File photo: A World Food Programme convoy travels to Ethiopia s northern Tigray region last year. AFP
"We made the difficult but necessary decision that we cannot move forward with distribution of food assistance until reforms are in place," said the US government's main international aid agency.
"Our intention is to immediately resume food assistance once we are confident in the integrity of delivery systems to get assistance to its intended recipients," the statement added.
The decision will affect millions of Ethiopians facing severe food shortages due to a devastating war in the northern region of Tigray as well as a punishing drought in the south and southeast that has also struck Somalia and parts of Kenya.
It comes on the heels of an announcement by USAID and the World Food Programme (WFP) last month to freeze food aid to Tigray after the agencies discovered that shipments were being diverted to local markets.
Neither USAID nor WFP have identified those responsible for taking the aid and reselling it.
The US agency has discussed the matter with Ethiopia's government, and Secretary of State Antony Blinken raised the issue with Deputy Prime Minister and Foreign Minister Demeke Mekonnen on the sidelines of a ministerial gathering in Saudi Arabia.
Blinken "welcomed the Ethiopian government's commitment to work together to conduct a full investigation into the diversion of US food assistance and to hold accountable those found responsible", State Department spokesperson Matthew Miller said Thursday.
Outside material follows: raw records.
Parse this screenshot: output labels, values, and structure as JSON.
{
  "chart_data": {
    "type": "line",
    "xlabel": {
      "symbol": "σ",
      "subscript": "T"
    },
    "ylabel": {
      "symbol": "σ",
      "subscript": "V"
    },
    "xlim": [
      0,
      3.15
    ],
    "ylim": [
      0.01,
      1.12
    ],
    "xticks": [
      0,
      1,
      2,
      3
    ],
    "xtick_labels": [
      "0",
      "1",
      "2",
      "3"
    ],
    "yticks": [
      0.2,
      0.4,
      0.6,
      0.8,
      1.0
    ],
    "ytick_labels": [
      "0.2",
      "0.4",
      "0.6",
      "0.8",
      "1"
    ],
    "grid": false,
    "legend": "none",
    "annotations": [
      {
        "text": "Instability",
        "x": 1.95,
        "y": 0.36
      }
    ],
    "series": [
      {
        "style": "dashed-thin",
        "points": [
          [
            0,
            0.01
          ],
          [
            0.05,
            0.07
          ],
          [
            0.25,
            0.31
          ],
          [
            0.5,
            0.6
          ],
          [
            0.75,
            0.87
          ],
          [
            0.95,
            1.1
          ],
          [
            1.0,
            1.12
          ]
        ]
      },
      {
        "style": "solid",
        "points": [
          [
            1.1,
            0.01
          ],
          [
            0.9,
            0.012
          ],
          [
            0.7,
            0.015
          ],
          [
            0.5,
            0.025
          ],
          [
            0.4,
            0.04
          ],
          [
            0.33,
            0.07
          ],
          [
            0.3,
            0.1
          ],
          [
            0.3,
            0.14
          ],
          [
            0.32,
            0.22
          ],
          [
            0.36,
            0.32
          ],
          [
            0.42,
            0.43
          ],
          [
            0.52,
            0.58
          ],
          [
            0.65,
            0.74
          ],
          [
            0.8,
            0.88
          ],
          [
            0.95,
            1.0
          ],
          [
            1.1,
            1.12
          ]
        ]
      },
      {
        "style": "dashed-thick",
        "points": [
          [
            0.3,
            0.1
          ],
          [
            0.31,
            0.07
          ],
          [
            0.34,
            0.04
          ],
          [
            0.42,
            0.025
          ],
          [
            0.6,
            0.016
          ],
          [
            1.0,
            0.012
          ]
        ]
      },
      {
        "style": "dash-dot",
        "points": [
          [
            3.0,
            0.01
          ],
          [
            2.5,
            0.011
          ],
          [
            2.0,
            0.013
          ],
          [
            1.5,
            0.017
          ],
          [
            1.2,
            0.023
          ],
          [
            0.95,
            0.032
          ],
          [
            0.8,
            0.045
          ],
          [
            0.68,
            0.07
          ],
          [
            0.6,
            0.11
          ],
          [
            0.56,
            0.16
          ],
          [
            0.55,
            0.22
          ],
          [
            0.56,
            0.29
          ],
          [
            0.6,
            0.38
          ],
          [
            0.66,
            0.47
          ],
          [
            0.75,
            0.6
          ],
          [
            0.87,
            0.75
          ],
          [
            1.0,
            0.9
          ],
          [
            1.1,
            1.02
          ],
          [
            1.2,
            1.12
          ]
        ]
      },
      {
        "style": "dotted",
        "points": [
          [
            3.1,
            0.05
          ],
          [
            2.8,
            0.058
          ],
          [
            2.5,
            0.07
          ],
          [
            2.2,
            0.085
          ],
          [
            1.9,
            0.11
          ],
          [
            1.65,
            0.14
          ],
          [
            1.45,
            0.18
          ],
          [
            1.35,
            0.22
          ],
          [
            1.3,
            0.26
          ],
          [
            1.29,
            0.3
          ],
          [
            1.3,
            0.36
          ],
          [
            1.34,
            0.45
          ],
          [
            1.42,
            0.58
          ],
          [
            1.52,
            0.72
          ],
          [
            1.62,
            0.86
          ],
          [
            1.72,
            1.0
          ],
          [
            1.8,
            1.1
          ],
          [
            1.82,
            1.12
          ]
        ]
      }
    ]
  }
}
Nearly 32 million people in Ethiopia, Kenya and Somalia are in the grip of the worst drought in decades, and aid agencies have raised famine warnings unless more funding is made available to help the affected regions.
In addition to the crisis in the drought-hit south, northern Tigray suffered from dire shortages of food, fuel, cash and medicines during the two-year conflict between forces loyal to Ethiopia's government and the Tigray People's Liberation Front.
A peace deal signed on November 2 just passed the seven-month mark, implementation of the accord has progressed slowly without a major return to fighting, and some basic services have resumed to the region of six million people.
But media access remains restricted, and it is impossible to independently verify the situation on the ground.
Michael Ryan, emergencies director at the World Health Organization, told a press briefing in Geneva that although humanitarian access had improved in Tigray and other parts of Ethiopia, "significant gaps" remained.
"There are still some areas that are not accessible," he said, pointing to the contested region of western Tigray, which is controlled by militias from neighbouring Amhara and claimed by Amharas and Tigrayans.
"We estimate that in Ethiopia as a whole, about 17.4 million people are in need of humanitarian assistance," Ryan added.
According to a USAID statement published in March this year, the US "remains the single largest humanitarian donor to Ethiopia, providing more than $1.8 billion in lifesaving assistance since fiscal year 2022".